Last week in this column, in an attempt to trace the roots of the nationalism now becoming a mainstream political force in Japan, I discussed the currents that characterized this country in the 1980s. This week I will look at the 1990s, to see how the social euphoria of the '80s led to what has come to be called "the lost decade." (Next week and the week after, Counterpoint will consider the 1960s and the '70s.)

There is no precise date when Japan's economic bubble burst, but surely by 1992 all the signs were evident: falling land prices, sluggish domestic demand and a realization that the free ride afforded speculators and insider-traders in the '80s was going to incur a stupendous cost.
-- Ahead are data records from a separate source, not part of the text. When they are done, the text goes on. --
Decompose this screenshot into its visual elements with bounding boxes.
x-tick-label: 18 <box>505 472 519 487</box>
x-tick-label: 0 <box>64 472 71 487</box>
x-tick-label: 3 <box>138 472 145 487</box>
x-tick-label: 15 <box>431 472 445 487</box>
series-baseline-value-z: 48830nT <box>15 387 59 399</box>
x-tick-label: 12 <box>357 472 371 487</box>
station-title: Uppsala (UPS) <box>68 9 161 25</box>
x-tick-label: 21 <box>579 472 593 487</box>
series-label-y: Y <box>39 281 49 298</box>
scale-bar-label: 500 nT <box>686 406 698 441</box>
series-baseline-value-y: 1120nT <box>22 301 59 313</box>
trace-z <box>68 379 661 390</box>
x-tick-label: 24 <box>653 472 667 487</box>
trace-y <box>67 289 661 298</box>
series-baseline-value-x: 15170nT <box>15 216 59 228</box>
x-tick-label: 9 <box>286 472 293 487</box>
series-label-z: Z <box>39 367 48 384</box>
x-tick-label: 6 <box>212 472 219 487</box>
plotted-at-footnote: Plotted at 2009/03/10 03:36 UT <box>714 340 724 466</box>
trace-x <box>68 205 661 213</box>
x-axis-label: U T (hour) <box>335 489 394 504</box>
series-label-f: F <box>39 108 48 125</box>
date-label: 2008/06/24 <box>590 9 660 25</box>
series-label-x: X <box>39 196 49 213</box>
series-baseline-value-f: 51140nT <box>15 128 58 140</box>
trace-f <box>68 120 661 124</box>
In fact, the bubble didn't pop or burst, as hajikeru -- the Japanese word for the phenomenon -- suggests. It merely shriveled down to size. Most people who became spectacularly rich through land and stock speculation in the '80s have retained their wealth. Those who suffered were ordinary working people who were able, in the '80s, to borrow large sums of money from the banks to buy real estate that was, in some cases, worth less a decade later than the amount of their mortgages. If Japanese people had taken advantage of the '80s boom to invest in education, health services, overall social welfare and the genuine reform of the financial sector, it would have taken no more than a little stocktaking of values to equip the nation for the real challenges ahead.